By James Stewart
There is a certain sense of emotional and spiritual fulfillment that can only be obtained by walking barefoot along a rural, mud-covered road.
It lies in the softness of the sand and muck beneath your feet. It dances in the chorus of birdsong that mingles with the singing of crickets and the constant tittering of chickens. To you, it is new, it is exciting, and you breathe deeply of it, laughing loudly at the minor miracles around and above your head. To the denizens of Pun Pun Organic Farm, this feeling is a familiar one, and it is here that their hearts call home.
There is much to be said about Pun Pun, although I cannot touch on the contents of our stay there without mentioning the air. Make no mistake, I am not talking about the humidity, as there is more of that than many of us can stomach on a daily basis. Indeed, the air does tend to claw at your skin like a slow itch, and there is rarely a moment throughout the day when you aren’t experiencing some level of bodily sweat. We’ve been traveling through Thailand for almost a month now, so this sensation is nothing new to us.
I mean to say that there is a strange sense of simple comfort; when you stop and take a moment to look around Pun Pun, you are able to appreciate it for what it truly is. This unintended community of hard-working people has taken up the ideals of communal living, mindfulness of ourselves and others, as well as maintaining an intimate relationship with the land.

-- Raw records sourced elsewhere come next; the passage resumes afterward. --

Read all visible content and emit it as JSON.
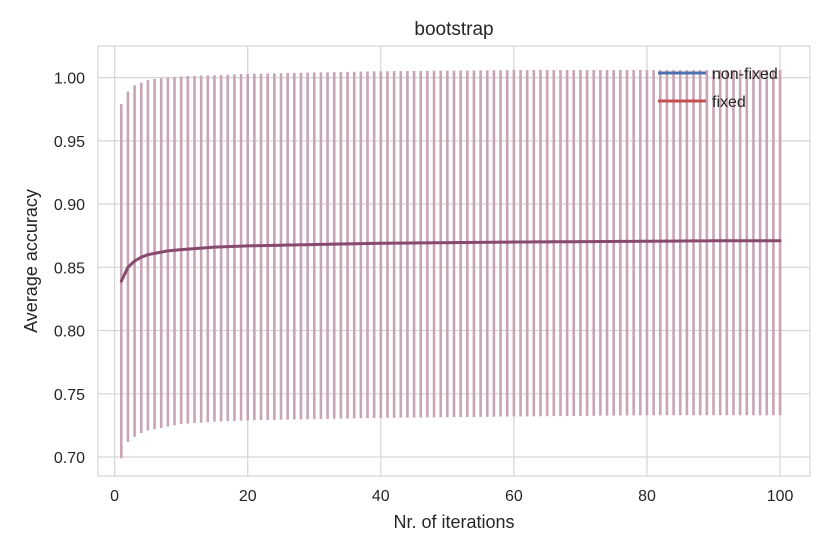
{
  "chart_data": {
    "type": "line",
    "title": "bootstrap",
    "xlabel": "Nr. of iterations",
    "ylabel": "Average accuracy",
    "xlim": [
      -2.5,
      104.5
    ],
    "ylim": [
      0.685,
      1.025
    ],
    "xticks": [
      0,
      20,
      40,
      60,
      80,
      100
    ],
    "xtick_labels": [
      "0",
      "20",
      "40",
      "60",
      "80",
      "100"
    ],
    "yticks": [
      0.7,
      0.75,
      0.8,
      0.85,
      0.9,
      0.95,
      1.0
    ],
    "ytick_labels": [
      "0.70",
      "0.75",
      "0.80",
      "0.85",
      "0.90",
      "0.95",
      "1.00"
    ],
    "grid": true,
    "legend_position": "top-right",
    "x_start": 1,
    "x_end": 100,
    "mean_curve": {
      "x": [
        1,
        2,
        3,
        4,
        5,
        6,
        8,
        10,
        15,
        20,
        30,
        40,
        50,
        60,
        70,
        80,
        90,
        100
      ],
      "y": [
        0.839,
        0.85,
        0.855,
        0.858,
        0.86,
        0.861,
        0.863,
        0.864,
        0.866,
        0.867,
        0.868,
        0.869,
        0.8695,
        0.87,
        0.8703,
        0.8706,
        0.871,
        0.871
      ]
    },
    "upper_band": {
      "x": [
        1,
        2,
        3,
        4,
        5,
        6,
        8,
        10,
        15,
        20,
        30,
        40,
        60,
        80,
        100
      ],
      "y": [
        0.979,
        0.989,
        0.994,
        0.996,
        0.998,
        0.999,
        1.0,
        1.001,
        1.002,
        1.003,
        1.004,
        1.005,
        1.006,
        1.006,
        1.006
      ]
    },
    "lower_band": {
      "x": [
        1,
        2,
        3,
        4,
        5,
        6,
        8,
        10,
        15,
        20,
        30,
        40,
        60,
        80,
        100
      ],
      "y": [
        0.699,
        0.712,
        0.716,
        0.719,
        0.721,
        0.722,
        0.724,
        0.726,
        0.728,
        0.729,
        0.73,
        0.731,
        0.732,
        0.733,
        0.733
      ]
    },
    "series": [
      {
        "name": "non-fixed",
        "color": "#4c72b0"
      },
      {
        "name": "fixed",
        "color": "#c44e52"
      }
    ],
    "overlap_color": "#87496d",
    "errorbar_color": "#c9a4b6"
  }
}
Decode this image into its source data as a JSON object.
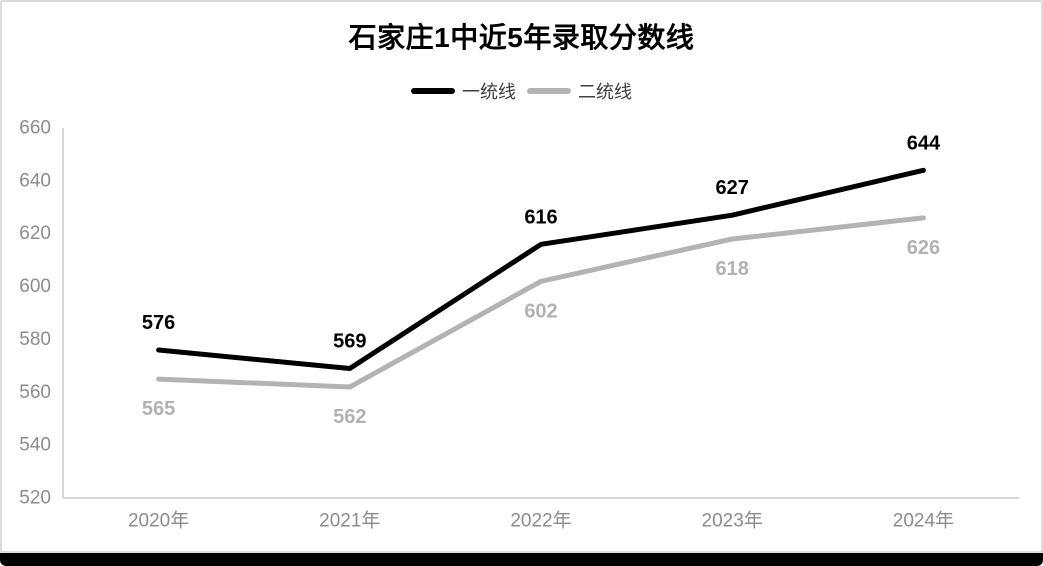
{
  "window": {
    "card_border_color": "#dcdcdc",
    "bottom_bar_color": "#000000",
    "background_color": "#ffffff"
  },
  "chart": {
    "title": "石家庄1中近5年录取分数线",
    "legend": {
      "items": [
        {
          "label": "一统线",
          "color": "#000000"
        },
        {
          "label": "二统线",
          "color": "#b3b3b3"
        }
      ]
    }
  },
  "chart_data": {
    "type": "line",
    "title": "石家庄1中近5年录取分数线",
    "categories": [
      "2020年",
      "2021年",
      "2022年",
      "2023年",
      "2024年"
    ],
    "series": [
      {
        "name": "一统线",
        "color": "#000000",
        "values": [
          576,
          569,
          616,
          627,
          644
        ],
        "label_color": "#000000",
        "label_position": "above"
      },
      {
        "name": "二统线",
        "color": "#b3b3b3",
        "values": [
          565,
          562,
          602,
          618,
          626
        ],
        "label_color": "#b2b2b2",
        "label_position": "below"
      }
    ],
    "ylim": [
      520,
      660
    ],
    "yticks": [
      520,
      540,
      560,
      580,
      600,
      620,
      640,
      660
    ],
    "grid": false,
    "data_labels": true,
    "drop_lines": true,
    "legend_position": "top",
    "axis_color": "#d6d6d6",
    "tick_label_color": "#8c8c8c",
    "drop_line_color_top": "#949494",
    "drop_line_color_bottom": "#dadada"
  }
}
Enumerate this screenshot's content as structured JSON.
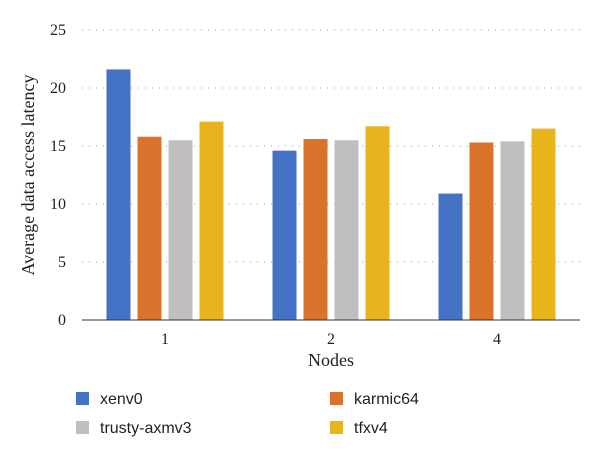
{
  "chart_data": {
    "type": "bar",
    "xlabel": "Nodes",
    "ylabel": "Average data access latency",
    "categories": [
      "1",
      "2",
      "4"
    ],
    "ylim": [
      0,
      25
    ],
    "yticks": [
      "0",
      "5",
      "10",
      "15",
      "20",
      "25"
    ],
    "grid": true,
    "legend_position": "bottom",
    "series": [
      {
        "name": "xenv0",
        "color": "#4472C4",
        "values": [
          21.6,
          14.6,
          10.9
        ]
      },
      {
        "name": "karmic64",
        "color": "#D9722A",
        "values": [
          15.8,
          15.6,
          15.3
        ]
      },
      {
        "name": "trusty-axmv3",
        "color": "#BFBFBF",
        "values": [
          15.5,
          15.5,
          15.4
        ]
      },
      {
        "name": "tfxv4",
        "color": "#E8B31C",
        "values": [
          17.1,
          16.7,
          16.5
        ]
      }
    ]
  }
}
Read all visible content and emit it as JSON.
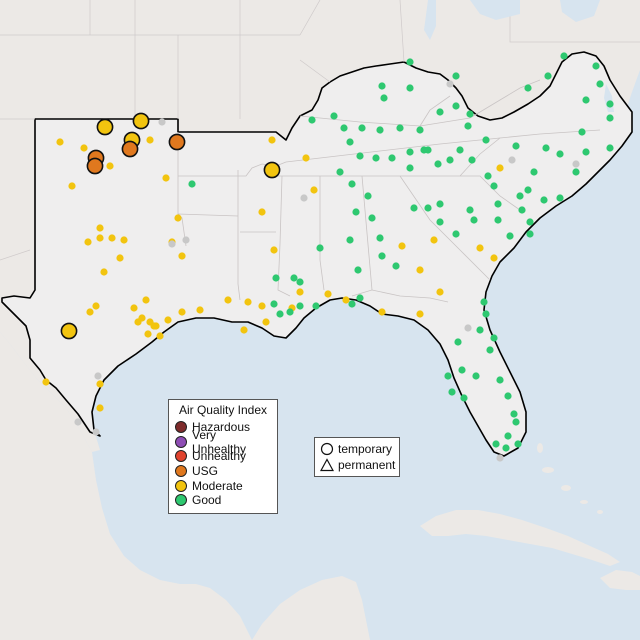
{
  "legend": {
    "title": "Air Quality Index",
    "categories": [
      {
        "label": "Hazardous",
        "color": "#7e2b2b"
      },
      {
        "label": "Very Unhealthy",
        "color": "#8e4db4"
      },
      {
        "label": "Unhealthy",
        "color": "#e0432e"
      },
      {
        "label": "USG",
        "color": "#e0781e"
      },
      {
        "label": "Moderate",
        "color": "#f2c40f"
      },
      {
        "label": "Good",
        "color": "#2ec870"
      }
    ]
  },
  "shape_legend": {
    "temporary": "temporary",
    "permanent": "permanent"
  },
  "colors": {
    "water": "#d7e4ef",
    "land": "#ece9e6",
    "region": "#efeeee",
    "state_border": "#c9c4c4",
    "region_outline": "#000000",
    "nodata": "#c8c8c8"
  }
}
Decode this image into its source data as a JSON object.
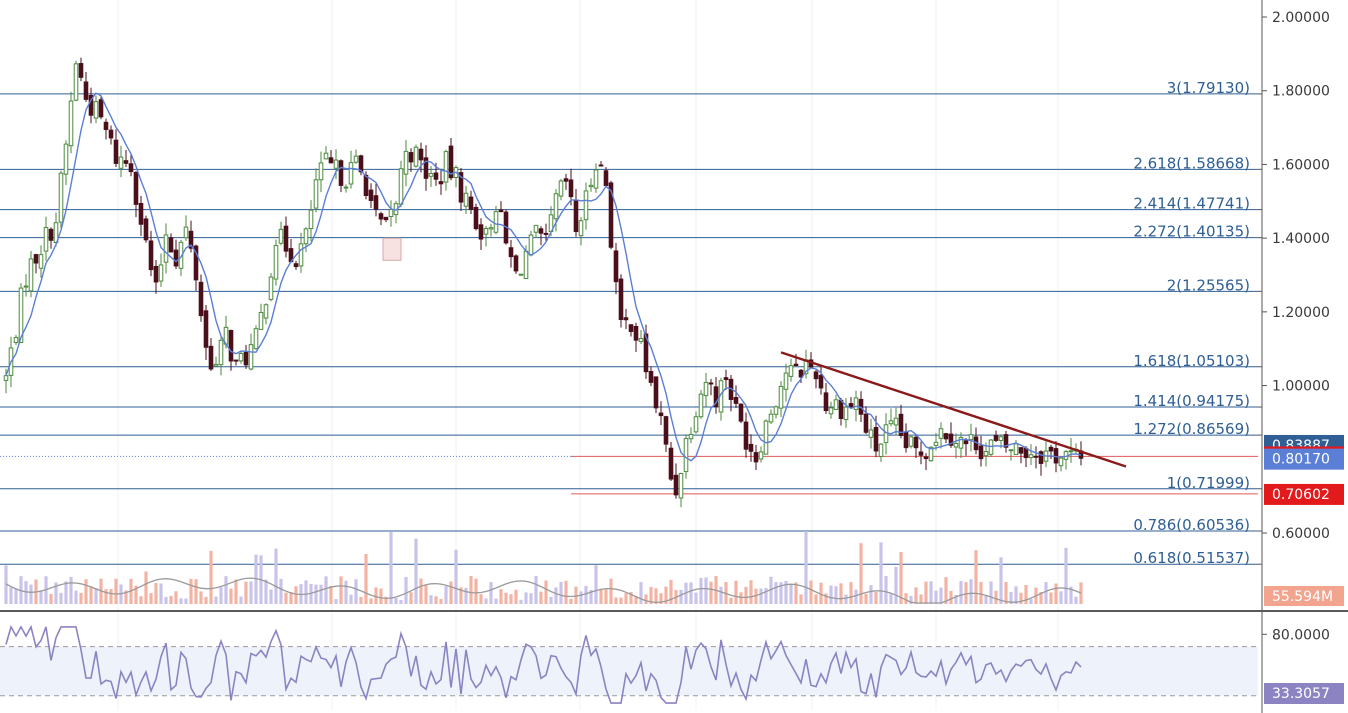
{
  "chart_data": {
    "type": "candlestick",
    "price_axis": {
      "ticks": [
        "2.00000",
        "1.80000",
        "1.60000",
        "1.40000",
        "1.20000",
        "1.00000",
        "0.60000"
      ],
      "range": [
        0.44,
        2.05
      ]
    },
    "fib_levels": [
      {
        "label": "3(1.79130)",
        "value": 1.7913
      },
      {
        "label": "2.618(1.58668)",
        "value": 1.58668
      },
      {
        "label": "2.414(1.47741)",
        "value": 1.47741
      },
      {
        "label": "2.272(1.40135)",
        "value": 1.40135
      },
      {
        "label": "2(1.25565)",
        "value": 1.25565
      },
      {
        "label": "1.618(1.05103)",
        "value": 1.05103
      },
      {
        "label": "1.414(0.94175)",
        "value": 0.94175
      },
      {
        "label": "1.272(0.86569)",
        "value": 0.86569
      },
      {
        "label": "1(0.71999)",
        "value": 0.71999
      },
      {
        "label": "0.786(0.60536)",
        "value": 0.60536
      },
      {
        "label": "0.618(0.51537)",
        "value": 0.51537
      }
    ],
    "horizontal_lines": [
      {
        "value": 0.80776,
        "color": "#e05a5a"
      },
      {
        "value": 0.70602,
        "color": "#e05a5a"
      }
    ],
    "trendline": {
      "from": {
        "bar": 155,
        "value": 1.09
      },
      "to": {
        "bar": 220,
        "value": 0.775
      },
      "color": "#8b1a1a"
    },
    "price_badges": [
      {
        "text": "0.83887",
        "value": 0.83887,
        "color": "#2f5f94"
      },
      {
        "text": "0.80776",
        "value": 0.80776,
        "color": "#e31a1c"
      },
      {
        "text": "0.80170",
        "value": 0.8017,
        "color": "#5b7fd6"
      },
      {
        "text": "0.70602",
        "value": 0.70602,
        "color": "#e31a1c"
      }
    ],
    "closes_anchor": [
      [
        0,
        1.02
      ],
      [
        4,
        1.3
      ],
      [
        7,
        1.38
      ],
      [
        10,
        1.45
      ],
      [
        12,
        1.65
      ],
      [
        14,
        1.88
      ],
      [
        16,
        1.78
      ],
      [
        19,
        1.72
      ],
      [
        22,
        1.62
      ],
      [
        25,
        1.6
      ],
      [
        28,
        1.38
      ],
      [
        30,
        1.25
      ],
      [
        32,
        1.42
      ],
      [
        34,
        1.35
      ],
      [
        36,
        1.42
      ],
      [
        38,
        1.3
      ],
      [
        40,
        1.1
      ],
      [
        42,
        1.05
      ],
      [
        44,
        1.14
      ],
      [
        46,
        1.05
      ],
      [
        48,
        1.08
      ],
      [
        50,
        1.12
      ],
      [
        52,
        1.25
      ],
      [
        54,
        1.4
      ],
      [
        56,
        1.38
      ],
      [
        58,
        1.35
      ],
      [
        60,
        1.4
      ],
      [
        62,
        1.55
      ],
      [
        64,
        1.6
      ],
      [
        66,
        1.58
      ],
      [
        68,
        1.57
      ],
      [
        70,
        1.6
      ],
      [
        72,
        1.55
      ],
      [
        74,
        1.45
      ],
      [
        76,
        1.42
      ],
      [
        78,
        1.5
      ],
      [
        80,
        1.65
      ],
      [
        82,
        1.62
      ],
      [
        84,
        1.58
      ],
      [
        86,
        1.55
      ],
      [
        88,
        1.6
      ],
      [
        90,
        1.56
      ],
      [
        92,
        1.5
      ],
      [
        94,
        1.45
      ],
      [
        96,
        1.4
      ],
      [
        98,
        1.5
      ],
      [
        100,
        1.38
      ],
      [
        102,
        1.3
      ],
      [
        104,
        1.36
      ],
      [
        106,
        1.4
      ],
      [
        108,
        1.38
      ],
      [
        110,
        1.5
      ],
      [
        112,
        1.55
      ],
      [
        114,
        1.42
      ],
      [
        116,
        1.5
      ],
      [
        118,
        1.62
      ],
      [
        120,
        1.55
      ],
      [
        121,
        1.4
      ],
      [
        123,
        1.15
      ],
      [
        125,
        1.18
      ],
      [
        127,
        1.1
      ],
      [
        129,
        1.0
      ],
      [
        131,
        0.9
      ],
      [
        133,
        0.75
      ],
      [
        134,
        0.72
      ],
      [
        136,
        0.85
      ],
      [
        138,
        0.95
      ],
      [
        140,
        1.02
      ],
      [
        142,
        0.97
      ],
      [
        144,
        1.03
      ],
      [
        146,
        0.93
      ],
      [
        148,
        0.86
      ],
      [
        150,
        0.81
      ],
      [
        152,
        0.9
      ],
      [
        154,
        0.97
      ],
      [
        156,
        1.04
      ],
      [
        158,
        1.03
      ],
      [
        160,
        1.06
      ],
      [
        162,
        1.04
      ],
      [
        164,
        0.95
      ],
      [
        166,
        0.95
      ],
      [
        168,
        0.94
      ],
      [
        170,
        0.96
      ],
      [
        172,
        0.88
      ],
      [
        174,
        0.83
      ],
      [
        176,
        0.87
      ],
      [
        178,
        0.88
      ],
      [
        180,
        0.84
      ],
      [
        182,
        0.82
      ],
      [
        184,
        0.83
      ],
      [
        186,
        0.87
      ],
      [
        188,
        0.88
      ],
      [
        190,
        0.86
      ],
      [
        192,
        0.84
      ],
      [
        194,
        0.85
      ],
      [
        196,
        0.82
      ]
    ],
    "volume_badge": "55.594M",
    "rsi": {
      "ticks": [
        "80.0000"
      ],
      "current": "33.3057",
      "band_top": 70,
      "band_bottom": 30,
      "range": [
        20,
        90
      ]
    }
  }
}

The air seems to be suffused with this idea of a small utopia, and I found myself smiling on multiple occasions when considering this aspect of Pun Pun.
Our days were structured into segments: in the mornings, we’d eat breakfasts ripe with fresh fruits, rice, and various baked goods, then the group would engage in anything from brick making (a messy but, ultimately, enjoyable task) to natural building, which involved refurbishing an earthen home with our bare hands (coupled with homemade paint and gloves for safety). Lunch would arrive not long after, and we would then find ourselves learning from Pun Pun’s residents, my favorite of which involved candlelit dance therapy in the earthen meeting hall.
Each day, our group would be split into smaller teams that we stayed with throughout the week. During this time we would engage in community work, which included feeding and milking the cows, feeding the chickens, and assisting in the garden and kitchen. I particularly enjoyed the cows, both of whom seemed to view me with enviable disdain—at least until I brought them their food (then they loved me!)
Our living spaces were modest and comfortable, although there did seem to be a significant problem with bugs, spiders, and the like later on in our stay. The people at Pun Pun are remarkable; I struggle to think of anyone I’ve met back home who shared the same sense of community and awareness, not just of the environment, but of themselves, as well.
I relished all of my interactions with the locals. Peggy and Joe, the founders of Pun Pun, carried themselves with a light and liveliness that was infectious. Wherever they went, smiles soon followed.
I never consider where my food is coming from. Not once can I remember thoughtfully reading a label, or making sure what I was buying was humanely prepared or produced. Their relationship with their food was almost romantic, in a way; they showed great respect to the earth and its gifts, and the earth respected them in kind with good food, and a peace of mind that you cannot purchase in a supermarket.